How to process a LAScatalog in parallel with lidR in R


I used to process a LIDAR catalog with the following code (using the LAScatalog processing engine from the great lidR package):

library(lidR)

lasdir <- "D:\\LAS\\"
output <- "D:\\LAS\\PRODUCTS\\"
epsg = "+init=epsg:25829"
res = 1

no_cores <- detectCores()
cat <- lascatalog(lasdir = lasdir, 
                  outputdir = output, 
                  pattern = '*COL.laz$|*COL.LAZ$',
                  catname = "Catalog",
                  clipcat = FALSE, clipcatbuf = FALSE, clipbuf = 1000, clipcatshape = clipcatshape,
                  cat_chunk_buffer = 20,
                  cores = no_cores, progress = TRUE,
                  laz_compression = TRUE, epsg = epsg,
                  retilecatalog = FALSE, tile_chunk_buffer = 10,
                  tile_chunk_size = 1000,
                  filterask = FALSE,
                  filter = "-keep_first -drop_z_below 2")

DEM_output <- paste0(output,"DEM_", str_pad(res, 3, "left", pad = "0"), "/")
opt_output_files(cat) <- paste0(DEM_output,"{ORIGINALFILENAME}") #set filepaths
DEM <- grid_terrain(cat, res = res, algorithm = "knnidw"(k = 5, p = 2)) 

There was some actualization of the library and now, the parameters cores seems not working and although the process works, now it does not work in parallel. A message states that: Option no longer supported. See ?lidR-parallelism.

enter image description here

How can I process a catalog in parallel now?


Solution

  • Since lidR 2.1.0 (July 2019) the opt_core() function has been deprecated. See the changelog.

    The strategy used to process the tiles in parallel must now be explicitly declared by users. This is anyway how it should have been designed from the beginning! For users, restoring the exact former behavior implies only one change.

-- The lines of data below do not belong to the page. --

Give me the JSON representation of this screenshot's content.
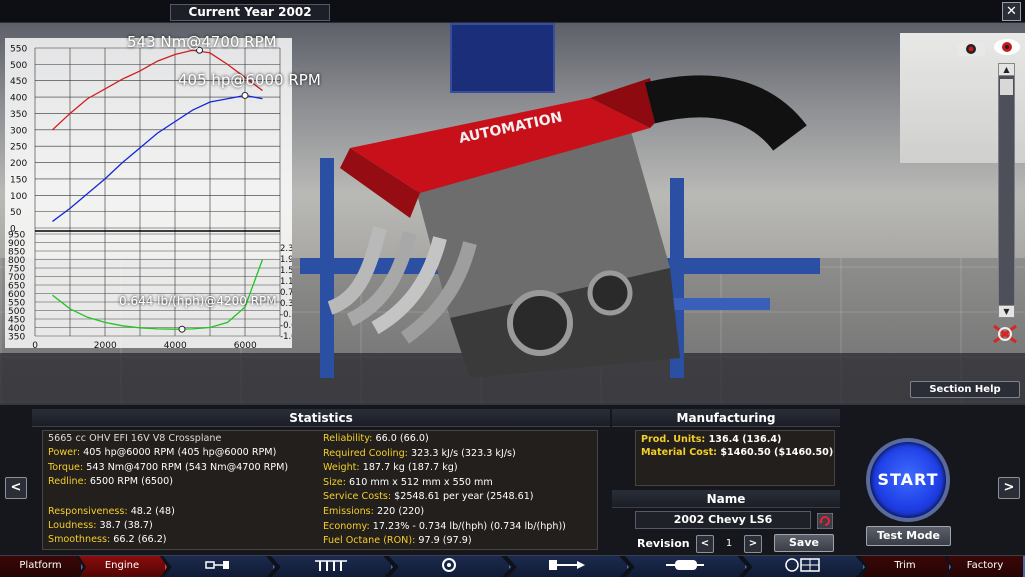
{
  "top_bar": {
    "year_label": "Current Year 2002",
    "close_label": "✕"
  },
  "viewport": {
    "section_help_label": "Section Help",
    "camera_icon": "camera-icon",
    "eye_icon": "eye-icon",
    "scroll_up_label": "▲",
    "scroll_down_label": "▼"
  },
  "chart_data": {
    "type": "line",
    "top_panel": {
      "x_range": [
        0,
        7000
      ],
      "y_range": [
        0,
        550
      ],
      "y_ticks": [
        "550",
        "500",
        "450",
        "400",
        "350",
        "300",
        "250",
        "200",
        "150",
        "100",
        "50",
        "0"
      ],
      "annotations": {
        "torque_peak": "543 Nm@4700 RPM",
        "power_peak": "405 hp@6000 RPM"
      },
      "series": [
        {
          "color": "#d01f1f",
          "x": [
            500,
            1000,
            1500,
            2000,
            2500,
            3000,
            3500,
            4000,
            4500,
            5000,
            5500,
            6000,
            6500
          ],
          "values": [
            300,
            350,
            395,
            425,
            455,
            480,
            510,
            530,
            543,
            535,
            500,
            460,
            420
          ]
        },
        {
          "color": "#1428d6",
          "x": [
            500,
            1000,
            1500,
            2000,
            2500,
            3000,
            3500,
            4000,
            4500,
            5000,
            5500,
            6000,
            6500
          ],
          "values": [
            20,
            60,
            105,
            150,
            200,
            245,
            290,
            325,
            360,
            385,
            395,
            405,
            395
          ]
        }
      ]
    },
    "bottom_panel": {
      "x_range": [
        0,
        7000
      ],
      "y_range": [
        350,
        950
      ],
      "y_ticks_left": [
        "950",
        "900",
        "850",
        "800",
        "750",
        "700",
        "650",
        "600",
        "550",
        "500",
        "450",
        "400",
        "350"
      ],
      "y_ticks_right": [
        "2.3",
        "1.9",
        "1.5",
        "1.1",
        "0.7",
        "0.3",
        "-0.3",
        "-0.6",
        "-1.0"
      ],
      "x_ticks": [
        "0",
        "2000",
        "4000",
        "6000"
      ],
      "annotation": "0.644 lb/(hph)@4200 RPM",
      "series": [
        {
          "color": "#22c422",
          "x": [
            500,
            1000,
            1500,
            2000,
            2500,
            3000,
            3500,
            4000,
            4500,
            5000,
            5500,
            6000,
            6500
          ],
          "values": [
            590,
            510,
            460,
            430,
            410,
            398,
            392,
            390,
            392,
            400,
            430,
            520,
            800
          ]
        }
      ]
    }
  },
  "statistics": {
    "title": "Statistics",
    "engine_desc": "5665 cc OHV EFI 16V V8 Crossplane",
    "left": [
      {
        "key": "Power: ",
        "value": "405 hp@6000 RPM",
        "paren": " (405 hp@6000 RPM)"
      },
      {
        "key": "Torque: ",
        "value": "543 Nm@4700 RPM",
        "paren": " (543 Nm@4700 RPM)"
      },
      {
        "key": "Redline: ",
        "value": "6500 RPM",
        "paren": " (6500)"
      },
      {
        "key": "Responsiveness: ",
        "value": "48.2",
        "paren": " (48)"
      },
      {
        "key": "Loudness: ",
        "value": "38.7",
        "paren": " (38.7)"
      },
      {
        "key": "Smoothness: ",
        "value": "66.2",
        "paren": " (66.2)"
      }
    ],
    "right": [
      {
        "key": "Reliability: ",
        "value": "66.0",
        "paren": " (66.0)"
      },
      {
        "key": "Required Cooling: ",
        "value": "323.3 kJ/s",
        "paren": " (323.3 kJ/s)"
      },
      {
        "key": "Weight: ",
        "value": "187.7 kg",
        "paren": " (187.7 kg)"
      },
      {
        "key": "Size: ",
        "value": "610 mm x 512 mm x 550 mm",
        "paren": ""
      },
      {
        "key": "Service Costs: ",
        "value": "$2548.61 per year",
        "paren": " (2548.61)"
      },
      {
        "key": "Emissions: ",
        "value": "220",
        "paren": " (220)"
      },
      {
        "key": "Economy: ",
        "value": "17.23% - 0.734 lb/(hph)",
        "paren": " (0.734 lb/(hph))"
      },
      {
        "key": "Fuel Octane (RON): ",
        "value": "97.9",
        "paren": " (97.9)"
      }
    ]
  },
  "manufacturing": {
    "title": "Manufacturing",
    "items": [
      {
        "key": "Prod. Units: ",
        "value": "136.4",
        "paren": " (136.4)"
      },
      {
        "key": "Material Cost: ",
        "value": "$1460.50",
        "paren": " ($1460.50)"
      }
    ]
  },
  "name_section": {
    "title": "Name",
    "engine_name": "2002 Chevy LS6",
    "revision_label": "Revision",
    "revision_value": "1",
    "prev_label": "<",
    "next_label": ">",
    "save_label": "Save"
  },
  "actions": {
    "start_label": "START",
    "test_mode_label": "Test Mode",
    "left_arrow": "<",
    "right_arrow": ">"
  },
  "nav": {
    "tabs": [
      {
        "label": "Platform"
      },
      {
        "label": "Engine"
      },
      {
        "label": ""
      },
      {
        "label": ""
      },
      {
        "label": ""
      },
      {
        "label": ""
      },
      {
        "label": ""
      },
      {
        "label": ""
      },
      {
        "label": "Trim"
      },
      {
        "label": "Factory"
      }
    ]
  }
}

    In versions < 2.1.0 the following was correct:

    library(lidR)
    ctg <- catalog("folder/")
    opt_cores(ctg) <- 4L
    hmean <- grid_metrics(ctg, mean(Z))
    

    In versions >= 2.1.0 this must be explicitly declared with the future package:

    library(lidR)
    library(future)
    plan(multisession)
    ctg <- catalog("folder/")
    hmean <- grid_metrics(ctg, mean(Z))
    

    Also this is fully documented in the manual page named lidR-parallelism.

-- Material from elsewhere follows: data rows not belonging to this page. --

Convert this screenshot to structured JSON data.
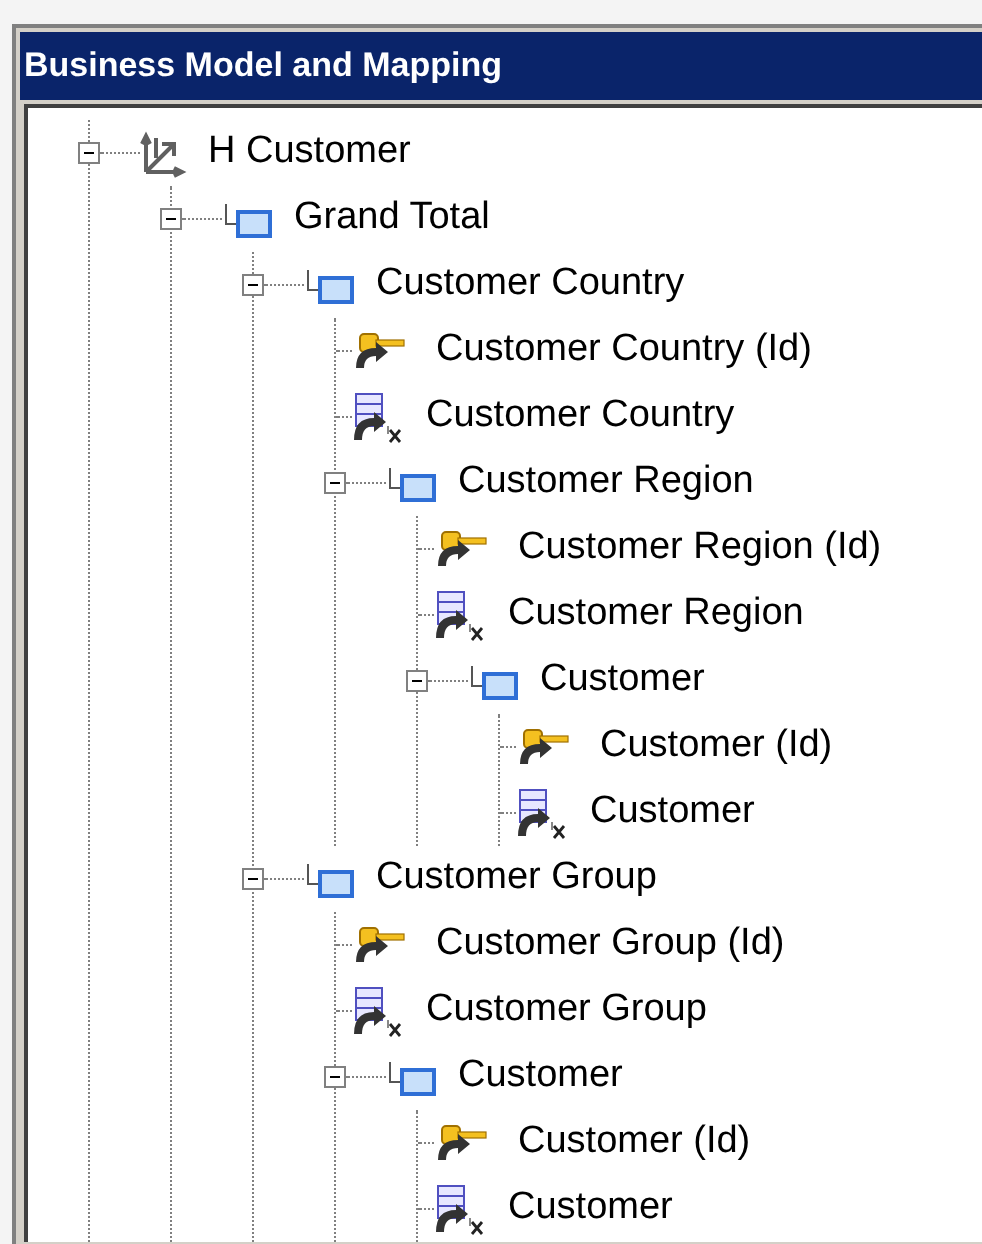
{
  "window": {
    "title": "Business Model and Mapping"
  },
  "tree": [
    {
      "label": "H Customer",
      "kind": "hierarchy",
      "expanded": true,
      "children": [
        {
          "label": "Grand Total",
          "kind": "level",
          "expanded": true,
          "children": [
            {
              "label": "Customer Country",
              "kind": "level",
              "expanded": true,
              "children": [
                {
                  "label": "Customer Country (Id)",
                  "kind": "key"
                },
                {
                  "label": "Customer Country",
                  "kind": "column"
                },
                {
                  "label": "Customer Region",
                  "kind": "level",
                  "expanded": true,
                  "children": [
                    {
                      "label": "Customer Region (Id)",
                      "kind": "key"
                    },
                    {
                      "label": "Customer Region",
                      "kind": "column"
                    },
                    {
                      "label": "Customer",
                      "kind": "level",
                      "expanded": true,
                      "children": [
                        {
                          "label": "Customer (Id)",
                          "kind": "key"
                        },
                        {
                          "label": "Customer",
                          "kind": "column"
                        }
                      ]
                    }
                  ]
                }
              ]
            },
            {
              "label": "Customer Group",
              "kind": "level",
              "expanded": true,
              "children": [
                {
                  "label": "Customer Group (Id)",
                  "kind": "key"
                },
                {
                  "label": "Customer Group",
                  "kind": "column"
                },
                {
                  "label": "Customer",
                  "kind": "level",
                  "expanded": true,
                  "children": [
                    {
                      "label": "Customer (Id)",
                      "kind": "key"
                    },
                    {
                      "label": "Customer",
                      "kind": "column"
                    }
                  ]
                }
              ]
            }
          ]
        }
      ]
    }
  ]
}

    ?lidR::`lidR-parallelism`
    

    chunk-based parallelism

    When processing a LAScatalog, the internal engine splits the dataset into chunks and each chunk is read and processed sequentially in a loop. But actually this loop can be parallelized with the future package. By defaut the chunks are processed sequentially, but they can be processed in parallel by registering an evaluation strategy. For example, the following code is evaluated sequentially:

    ctg <- readLAScatalog("folder/")
    out <- grid_metrics(ctg, mean(Z))
    

    But this one is evaluated in parallel with two cores:

    library(future)
    plan(multisession, workers = 2L)
    ctg <- readLAScatalog("folder/")
    out <- grid_metrics(ctg, mean(Z))
    

    With chunk-based parallelism any algorithm can be parallelized by processing several subsets of a dataset [...]

    To fully take advantage to this new syntax you need to learn how future works. See future.